End the report with:
## Summary
- **Files reviewed:** [N]
- **Total findings:** [N] ([N] high, [N] medium, [N] low)
- **Top issues:** [List the 2-3 most frequent violations]
- **Highest-leverage fix:** [The single change that would most improve the codebase]
When to Load Reference Files
Load references on demand to conserve context:
| File | When to load |
|---|---|
references/principles-quick-ref.md |
Always — load at start of every review |
references/severity-rubric.md |
When classifying findings |
references/composition-over-inheritance.md |
TC-01 candidate detected |
references/dependency-injection.md |
TC-02 candidate detected |
references/guard-clauses.md |
TC-03 candidate detected |
references/single-responsibility.md |
TC-04 candidate detected |
references/fail-fast.md |
TC-05 candidate detected |
references/least-surprise.md |
TC-06 candidate detected |
references/tell-dont-ask.md |
TC-07 candidate detected |
references/immutability.md |
TC-08 candidate detected |
references/naming.md |
TC-09 candidate detected |
references/functional-core-imperative-shell.md |
TC-10 candidate detected |
Scope Rules
- Review: application source code — functions, classes, modules, components
- Skip: test fixtures/factories, generated code, migration files, configuration files (JSON/YAML/TOML), vendor/third-party code, single-use scripts under 20 lines, type declaration files (.d.ts)

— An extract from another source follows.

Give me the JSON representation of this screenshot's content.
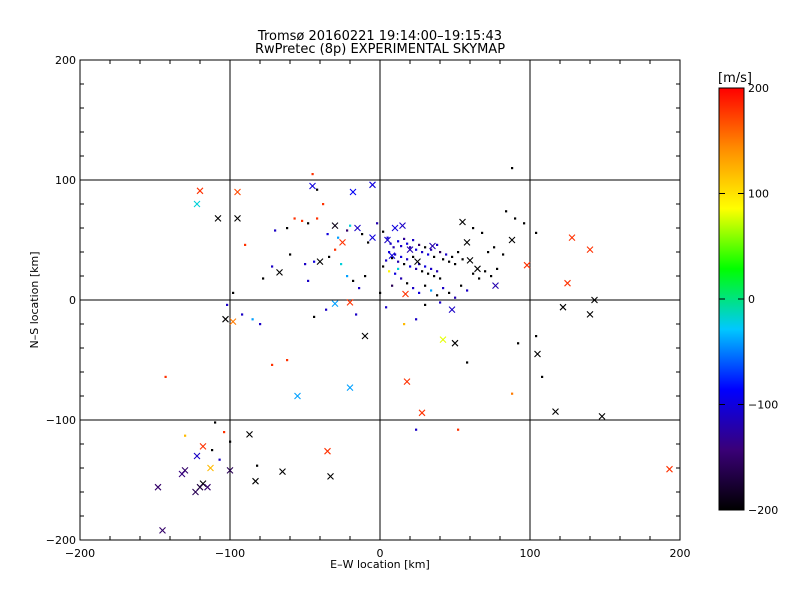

- Light touch: test files — apply naming (TC-09) and guard clauses (TC-03) but do not enforce DI (TC-02) or functional core (TC-10), since test setup is inherently side-effectful
- Do not modify reviewed files — produce recommendations only
Comment-prose quality is out of scope. If a user wants prose review of source comments, run plain-language on the file directly.
Stale TODO/FIXME/HACK markers older than 12 months are out of scope here — tidy-project (TP-10 STALE MARKER) owns them because the age signal needs git history.